The crew at Sky Adventures greets you with a gung ho attitude and gives you a quick preparation. After they harness and helmet you and give you your own pulley, you get in an open train car that holds six people and takes you up to the top of a series of platforms connected by steel coil cables. From there you travel back down via eight different ziplines.
The first is a training segment, very short, to give you a chance to master the techniques in an easy situation. The second is also short and easy. Then the long runs begin, back and forth across a deep, forested valley. As you zip back and forth, hooked to your pulley that rolls along the cables from platform to platform.
Ziplining has become such a rage that now it seems you can do it almost anywhere. It’s in cities now. But it actually originated as a practical form of transportation in remote places. Ziplining is traveling by a cable on a pulley, and has existed in variations, either with a car or not, in places such as Australia and China.
But its popularity as a thrill sport seems to have originated in Costa Rica. The practice was developed by biologists studying the rainforest. They developed platforms in various stations of the forest canopy and mounted cables between them.
Zipliners are firmly and doubly attached to the pulley, so there’s no danger of falling off, though the sensation is one of falling. You wear helmets, which protect the head from touching the cable as you slide rapidly down, and gloves to protect the hands. The dangers are minimal. The thrill is maximal.
About the worst thing that is likely to happen is that you’ll spin to the side so you are traveling sideways. And if you try to correct yourself by pushing the pulley to straighten yourself out, the friction of the pulley on the cable will slow you and you may not make it to the platform.
If that happens you have to turn around and pull yourself hand over hand to the platform. I know because it happened to me. It was a lot of work pulling myself across the last 50 feet or so till they could throw me a rope and pull me up. But no harm done.
I was with a group of adventurous travel agents who had joined Perillo’s Costa Rica fam trip. They all supported each other and cheered each other’s successes. They cheered especially loudly for the ones who had been a little nervous about trying ziplining. They ranged in age from 30s to 60s and 70s. Everyone mastered it and appeared to have a good time. One of the ladies in her 70s told me, “If I can do it, anyone can.”
The more hesitant about doing it they were, the more exhilarated they were when they had succeeded in doing it. It was a very empowered and euphoric group when we left Sky Adventures.
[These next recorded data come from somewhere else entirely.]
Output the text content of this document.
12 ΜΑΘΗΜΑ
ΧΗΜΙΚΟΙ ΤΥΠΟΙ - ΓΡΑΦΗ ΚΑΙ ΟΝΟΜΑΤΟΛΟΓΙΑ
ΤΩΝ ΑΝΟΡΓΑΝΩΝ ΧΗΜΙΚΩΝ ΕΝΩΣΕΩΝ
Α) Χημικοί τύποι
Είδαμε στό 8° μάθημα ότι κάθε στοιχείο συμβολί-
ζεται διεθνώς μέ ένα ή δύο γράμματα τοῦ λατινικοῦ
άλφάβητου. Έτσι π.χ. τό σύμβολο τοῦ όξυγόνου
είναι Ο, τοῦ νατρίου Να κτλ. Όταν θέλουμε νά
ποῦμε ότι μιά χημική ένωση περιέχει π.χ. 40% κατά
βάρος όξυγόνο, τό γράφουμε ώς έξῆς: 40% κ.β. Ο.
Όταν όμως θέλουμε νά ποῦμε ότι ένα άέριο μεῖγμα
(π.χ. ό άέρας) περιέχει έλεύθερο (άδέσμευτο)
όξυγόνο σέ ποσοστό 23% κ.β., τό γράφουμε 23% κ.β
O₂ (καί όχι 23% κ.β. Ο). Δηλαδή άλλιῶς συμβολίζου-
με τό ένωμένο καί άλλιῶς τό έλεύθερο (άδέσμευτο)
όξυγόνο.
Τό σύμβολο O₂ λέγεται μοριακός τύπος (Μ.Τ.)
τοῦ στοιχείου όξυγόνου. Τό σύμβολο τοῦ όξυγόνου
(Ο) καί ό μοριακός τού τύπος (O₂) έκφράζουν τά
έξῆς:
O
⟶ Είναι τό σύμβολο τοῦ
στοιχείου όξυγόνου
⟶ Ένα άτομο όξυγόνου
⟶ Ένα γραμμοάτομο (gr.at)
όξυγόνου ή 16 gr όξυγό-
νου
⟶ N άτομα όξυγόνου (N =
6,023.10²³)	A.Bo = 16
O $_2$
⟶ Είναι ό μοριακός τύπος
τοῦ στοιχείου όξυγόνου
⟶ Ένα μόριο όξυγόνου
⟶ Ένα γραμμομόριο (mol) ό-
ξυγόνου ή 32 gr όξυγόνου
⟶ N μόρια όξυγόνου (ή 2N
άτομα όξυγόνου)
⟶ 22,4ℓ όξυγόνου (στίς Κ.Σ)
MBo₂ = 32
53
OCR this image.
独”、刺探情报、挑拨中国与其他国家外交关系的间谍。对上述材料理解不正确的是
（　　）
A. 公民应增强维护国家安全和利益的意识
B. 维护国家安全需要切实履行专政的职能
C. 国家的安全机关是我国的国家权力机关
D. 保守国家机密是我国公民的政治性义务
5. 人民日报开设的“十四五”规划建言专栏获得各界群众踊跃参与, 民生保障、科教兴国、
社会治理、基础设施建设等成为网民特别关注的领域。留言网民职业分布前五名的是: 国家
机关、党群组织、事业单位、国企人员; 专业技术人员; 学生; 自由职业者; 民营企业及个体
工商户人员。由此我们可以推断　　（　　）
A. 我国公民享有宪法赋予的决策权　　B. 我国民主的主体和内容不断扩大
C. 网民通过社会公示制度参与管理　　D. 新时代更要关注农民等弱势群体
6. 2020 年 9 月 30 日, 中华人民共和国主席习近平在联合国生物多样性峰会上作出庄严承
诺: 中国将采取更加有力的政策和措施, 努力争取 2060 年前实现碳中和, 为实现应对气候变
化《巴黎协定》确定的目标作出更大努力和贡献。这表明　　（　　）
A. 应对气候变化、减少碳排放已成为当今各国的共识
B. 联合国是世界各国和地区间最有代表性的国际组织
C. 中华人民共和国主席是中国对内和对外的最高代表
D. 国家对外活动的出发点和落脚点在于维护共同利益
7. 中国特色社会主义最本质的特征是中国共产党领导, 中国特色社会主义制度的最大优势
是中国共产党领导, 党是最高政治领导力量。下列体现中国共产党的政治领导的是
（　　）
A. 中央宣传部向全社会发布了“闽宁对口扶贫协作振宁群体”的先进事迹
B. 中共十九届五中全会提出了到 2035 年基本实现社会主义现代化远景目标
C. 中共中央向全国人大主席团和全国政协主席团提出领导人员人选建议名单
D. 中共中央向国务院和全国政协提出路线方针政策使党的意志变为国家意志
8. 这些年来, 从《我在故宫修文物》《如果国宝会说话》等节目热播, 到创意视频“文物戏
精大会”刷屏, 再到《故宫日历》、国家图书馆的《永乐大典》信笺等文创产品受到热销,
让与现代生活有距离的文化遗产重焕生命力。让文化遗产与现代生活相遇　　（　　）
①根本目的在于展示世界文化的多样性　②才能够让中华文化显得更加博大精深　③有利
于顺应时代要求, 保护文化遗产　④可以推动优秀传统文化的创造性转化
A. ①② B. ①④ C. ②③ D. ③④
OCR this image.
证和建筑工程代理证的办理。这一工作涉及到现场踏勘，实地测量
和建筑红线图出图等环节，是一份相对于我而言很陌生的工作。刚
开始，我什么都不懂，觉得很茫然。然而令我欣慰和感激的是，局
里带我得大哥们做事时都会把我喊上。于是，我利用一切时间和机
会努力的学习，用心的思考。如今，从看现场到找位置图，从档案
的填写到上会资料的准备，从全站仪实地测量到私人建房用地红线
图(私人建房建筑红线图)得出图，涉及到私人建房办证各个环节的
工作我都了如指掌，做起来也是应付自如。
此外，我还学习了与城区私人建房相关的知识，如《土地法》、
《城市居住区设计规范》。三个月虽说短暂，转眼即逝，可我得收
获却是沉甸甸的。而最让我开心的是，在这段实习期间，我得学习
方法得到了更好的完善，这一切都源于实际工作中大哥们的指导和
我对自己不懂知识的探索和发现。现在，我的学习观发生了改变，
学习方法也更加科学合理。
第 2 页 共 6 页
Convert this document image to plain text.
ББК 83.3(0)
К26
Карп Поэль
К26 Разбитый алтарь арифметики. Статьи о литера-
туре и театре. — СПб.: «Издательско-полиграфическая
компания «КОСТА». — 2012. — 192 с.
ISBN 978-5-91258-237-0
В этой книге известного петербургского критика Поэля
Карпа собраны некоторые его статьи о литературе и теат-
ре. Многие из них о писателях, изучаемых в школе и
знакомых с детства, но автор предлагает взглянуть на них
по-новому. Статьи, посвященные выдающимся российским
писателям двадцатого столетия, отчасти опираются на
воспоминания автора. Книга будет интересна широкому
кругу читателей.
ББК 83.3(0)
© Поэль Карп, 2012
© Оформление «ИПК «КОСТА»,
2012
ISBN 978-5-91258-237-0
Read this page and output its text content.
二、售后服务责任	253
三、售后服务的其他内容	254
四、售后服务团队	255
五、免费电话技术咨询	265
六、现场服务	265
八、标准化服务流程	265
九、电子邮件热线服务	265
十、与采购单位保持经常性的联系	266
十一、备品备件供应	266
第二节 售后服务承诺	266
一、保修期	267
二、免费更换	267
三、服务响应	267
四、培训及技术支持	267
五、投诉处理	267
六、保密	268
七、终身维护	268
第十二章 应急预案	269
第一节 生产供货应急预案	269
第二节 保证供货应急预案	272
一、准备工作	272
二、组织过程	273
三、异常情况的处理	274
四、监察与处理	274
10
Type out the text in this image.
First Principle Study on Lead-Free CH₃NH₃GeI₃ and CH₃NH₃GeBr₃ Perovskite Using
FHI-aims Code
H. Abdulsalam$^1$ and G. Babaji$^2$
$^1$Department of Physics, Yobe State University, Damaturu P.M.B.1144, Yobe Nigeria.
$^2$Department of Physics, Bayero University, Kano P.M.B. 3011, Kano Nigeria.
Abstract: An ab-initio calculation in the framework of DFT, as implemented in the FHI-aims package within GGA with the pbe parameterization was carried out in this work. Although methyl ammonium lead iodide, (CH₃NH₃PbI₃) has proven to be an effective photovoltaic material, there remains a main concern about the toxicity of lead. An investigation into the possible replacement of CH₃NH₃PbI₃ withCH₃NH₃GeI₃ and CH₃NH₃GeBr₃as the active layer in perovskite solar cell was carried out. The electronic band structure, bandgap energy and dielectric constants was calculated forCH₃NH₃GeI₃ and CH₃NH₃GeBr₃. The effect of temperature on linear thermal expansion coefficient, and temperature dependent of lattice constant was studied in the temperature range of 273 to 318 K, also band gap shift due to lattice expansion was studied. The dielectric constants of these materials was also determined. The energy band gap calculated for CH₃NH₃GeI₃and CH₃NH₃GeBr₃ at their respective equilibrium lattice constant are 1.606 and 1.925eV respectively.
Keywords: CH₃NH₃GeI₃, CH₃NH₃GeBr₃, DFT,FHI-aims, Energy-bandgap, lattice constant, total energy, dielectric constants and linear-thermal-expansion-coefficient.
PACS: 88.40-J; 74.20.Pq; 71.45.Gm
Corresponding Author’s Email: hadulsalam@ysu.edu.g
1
But in the rainforest, storms come and go practically every afternoon and the rain pours down in sheets. Clouds were gathering as we worked our way through the eight platforms and by the time we got to the last one, a “baby” run of only a few feet, the rain was pouring down. A few more minutes and we’d have been soaked. As it was, we got a little wet.
As we were walking from the concession to the parking lot, lightning crashed so loudly and the sound was so close in time to the light that it felt like it had to have been only a few feet away. That will wake you up.
After ziplining we went to Eco Termales Hot Springs, where we were able to lounge a while in the natural hot springs of Arenal. By then the storm had passed and the rain had lifted. Arenal, shrouded in clouds, loomed powerfully over the parking lot. We were a happy and satisfied group as we headed back to our resort.